Global Voices and the Limits of Solidarity
The backlash against Egypt’s elimination has resonated far beyond Egypt, drawing in political leaders, football managers, and analysts who view the match as a symbol of deeper injustices. New York City Mayor Zohran Mamdani publicly declared that Egypt were “robbed” against Argentina and suggested that Egypt were effectively facing not only Argentina, but also the governing structures around the game, echoing the feeling that the contest was stacked against a team that took a visible stand for Palestine. From within football, José Mourinho praised Egypt’s players as “warriors” who made one of the world’s biggest teams suffer, and argued that when you play this Argentina side you are “not just trying to beat eleven men on the pitch” but also trying to overcome the influence of officiating and the larger script that seems to shape the tournament’s narrative.

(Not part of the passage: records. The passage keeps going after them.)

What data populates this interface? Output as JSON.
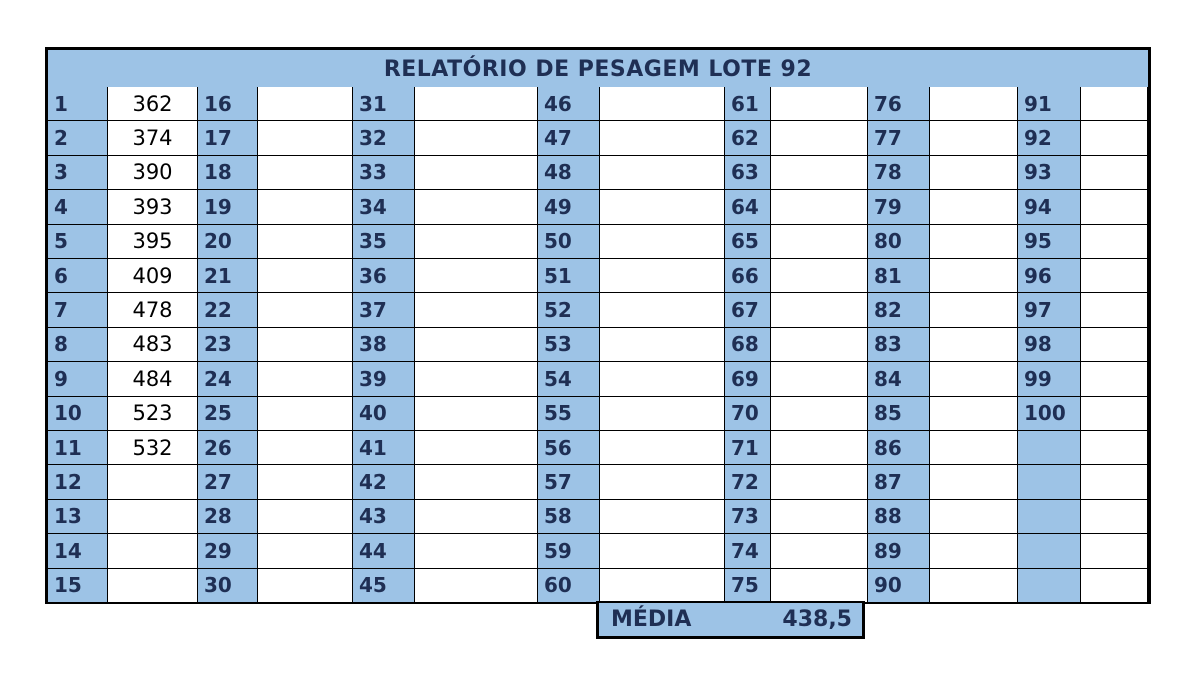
{
  "title": "RELATÓRIO DE PESAGEM LOTE 92",
  "columns": [
    {
      "numbers": [
        "1",
        "2",
        "3",
        "4",
        "5",
        "6",
        "7",
        "8",
        "9",
        "10",
        "11",
        "12",
        "13",
        "14",
        "15"
      ],
      "values": [
        "362",
        "374",
        "390",
        "393",
        "395",
        "409",
        "478",
        "483",
        "484",
        "523",
        "532",
        "",
        "",
        "",
        ""
      ]
    },
    {
      "numbers": [
        "16",
        "17",
        "18",
        "19",
        "20",
        "21",
        "22",
        "23",
        "24",
        "25",
        "26",
        "27",
        "28",
        "29",
        "30"
      ],
      "values": [
        "",
        "",
        "",
        "",
        "",
        "",
        "",
        "",
        "",
        "",
        "",
        "",
        "",
        "",
        ""
      ]
    },
    {
      "numbers": [
        "31",
        "32",
        "33",
        "34",
        "35",
        "36",
        "37",
        "38",
        "39",
        "40",
        "41",
        "42",
        "43",
        "44",
        "45"
      ],
      "values": [
        "",
        "",
        "",
        "",
        "",
        "",
        "",
        "",
        "",
        "",
        "",
        "",
        "",
        "",
        ""
      ]
    },
    {
      "numbers": [
        "46",
        "47",
        "48",
        "49",
        "50",
        "51",
        "52",
        "53",
        "54",
        "55",
        "56",
        "57",
        "58",
        "59",
        "60"
      ],
      "values": [
        "",
        "",
        "",
        "",
        "",
        "",
        "",
        "",
        "",
        "",
        "",
        "",
        "",
        "",
        ""
      ]
    },
    {
      "numbers": [
        "61",
        "62",
        "63",
        "64",
        "65",
        "66",
        "67",
        "68",
        "69",
        "70",
        "71",
        "72",
        "73",
        "74",
        "75"
      ],
      "values": [
        "",
        "",
        "",
        "",
        "",
        "",
        "",
        "",
        "",
        "",
        "",
        "",
        "",
        "",
        ""
      ]
    },
    {
      "numbers": [
        "76",
        "77",
        "78",
        "79",
        "80",
        "81",
        "82",
        "83",
        "84",
        "85",
        "86",
        "87",
        "88",
        "89",
        "90"
      ],
      "values": [
        "",
        "",
        "",
        "",
        "",
        "",
        "",
        "",
        "",
        "",
        "",
        "",
        "",
        "",
        ""
      ]
    },
    {
      "numbers": [
        "91",
        "92",
        "93",
        "94",
        "95",
        "96",
        "97",
        "98",
        "99",
        "100",
        "",
        "",
        "",
        "",
        ""
      ],
      "values": [
        "",
        "",
        "",
        "",
        "",
        "",
        "",
        "",
        "",
        "",
        "",
        "",
        "",
        "",
        ""
      ]
    }
  ],
  "summary": {
    "label": "MÉDIA",
    "value": "438,5"
  }
}
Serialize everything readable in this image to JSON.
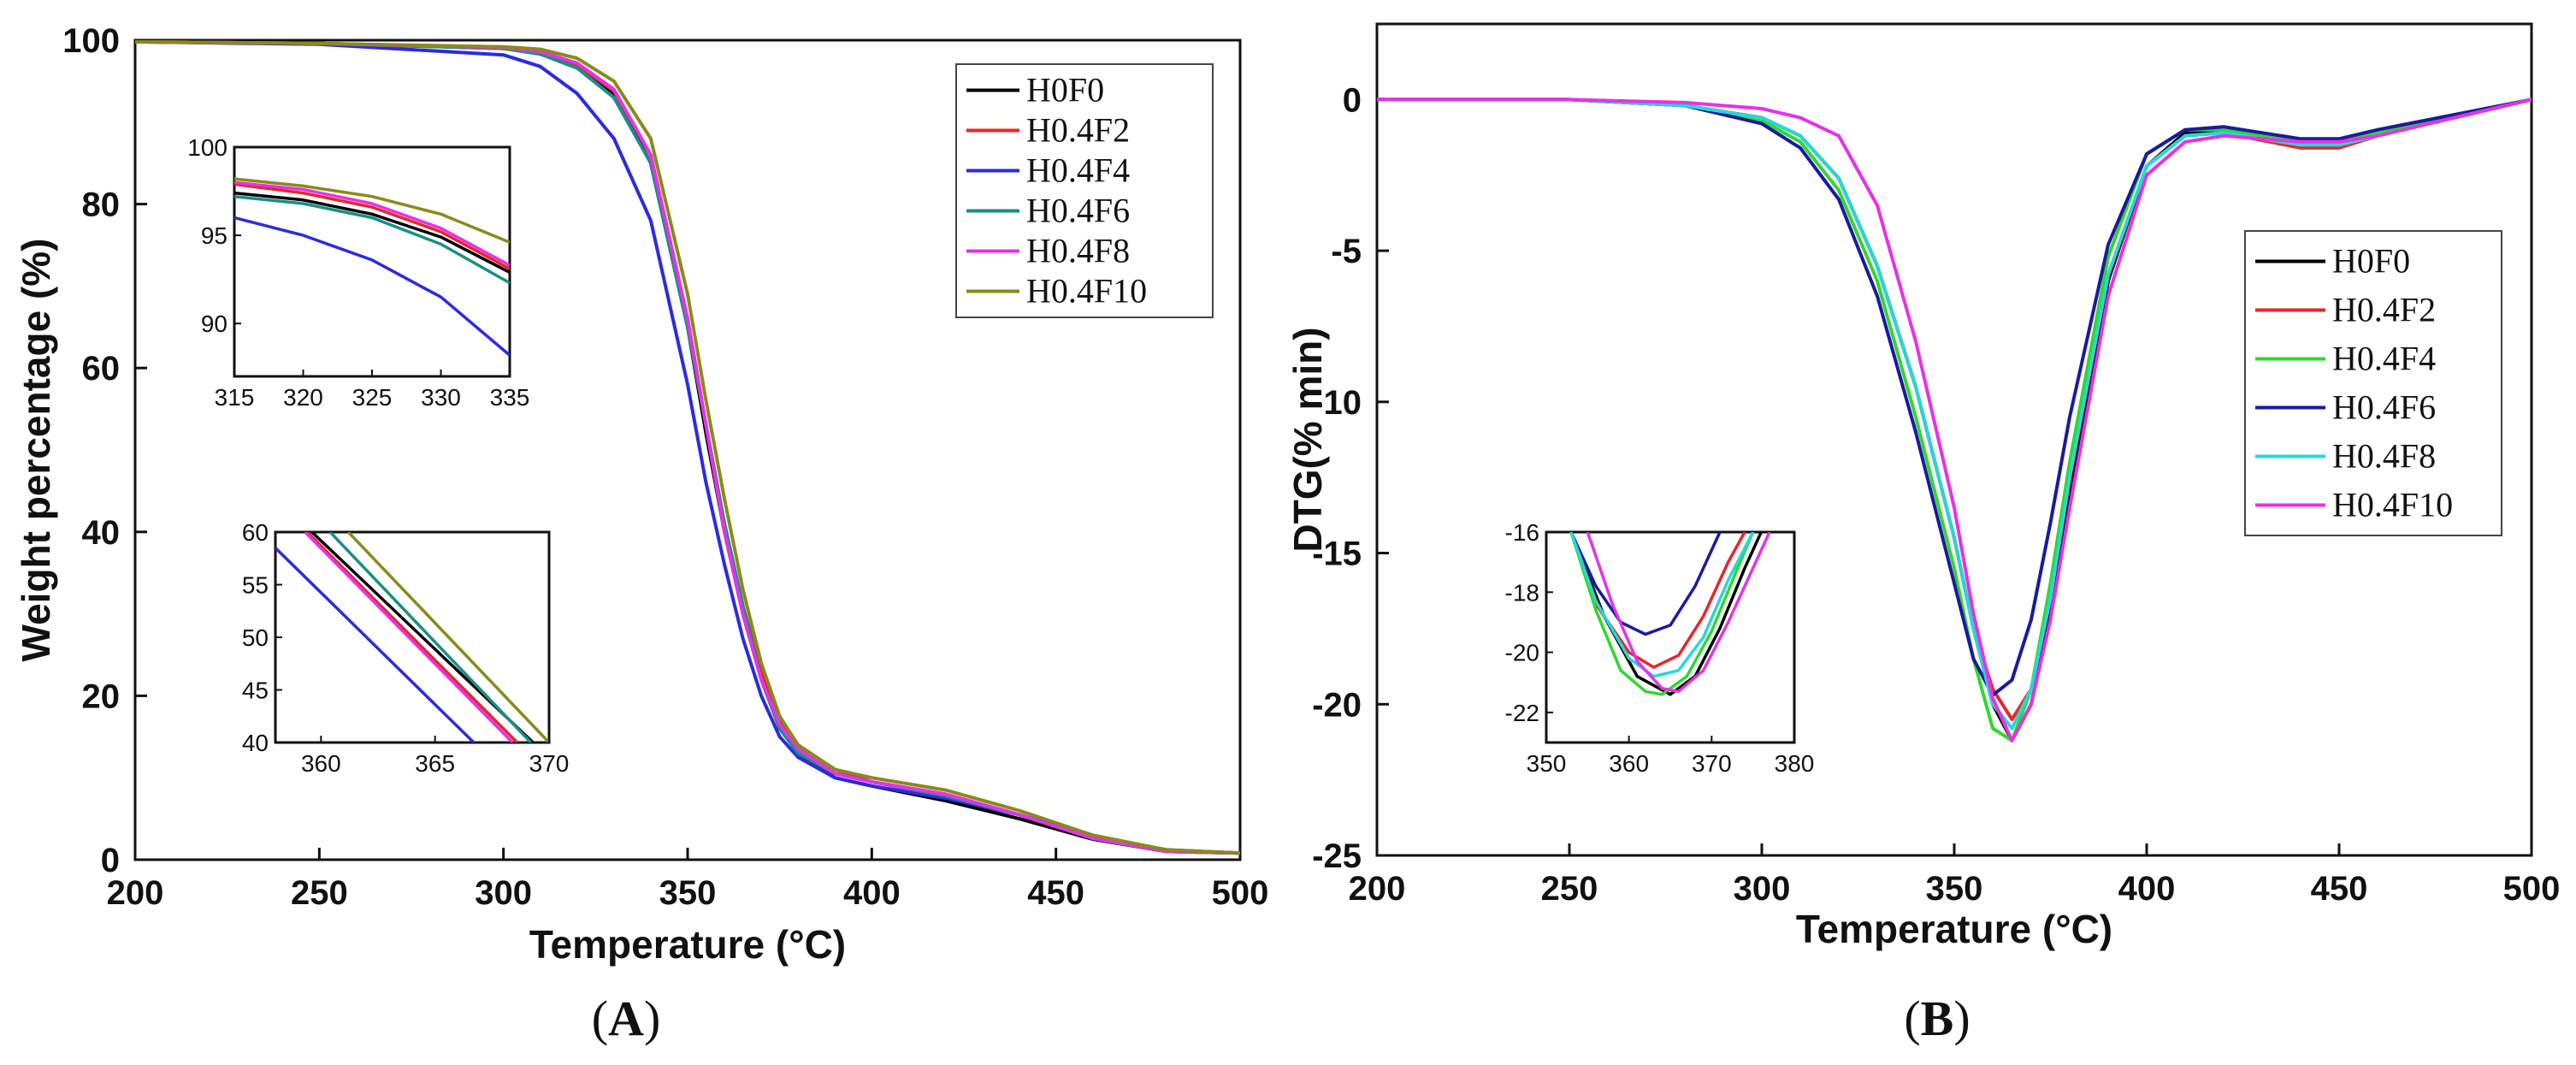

These kinds of statements, combined with support from other athletes, commentators, and cultural figures who have condemned racism in football and expressed solidarity with Gaza, help reframe Egypt’s story from one of supposed naivety to one of moral courage and structural vulnerability. At the same time, the uneven nature of celebrity and media responses, with many mainstream outlets still treating the controversy as a narrow debate over refereeing decisions rather than as part of a racialized and political pattern, shows how global solidarity is filtered through power relations that continue to privilege commercially attractive narratives over those that center Palestine and the experiences of teams like Egypt.
A Final Note
What happened to Egypt and its fans at this World Cup should not be reduced to an isolated controversy or a mere refereeing dispute. It reveals how racism, political pressure, and commercial interests intersect to discipline teams that choose to stand with Palestine, and it raises urgent questions about whether the global game is willing to defend those who use its biggest stage to speak for justice rather than remain comfortably silent.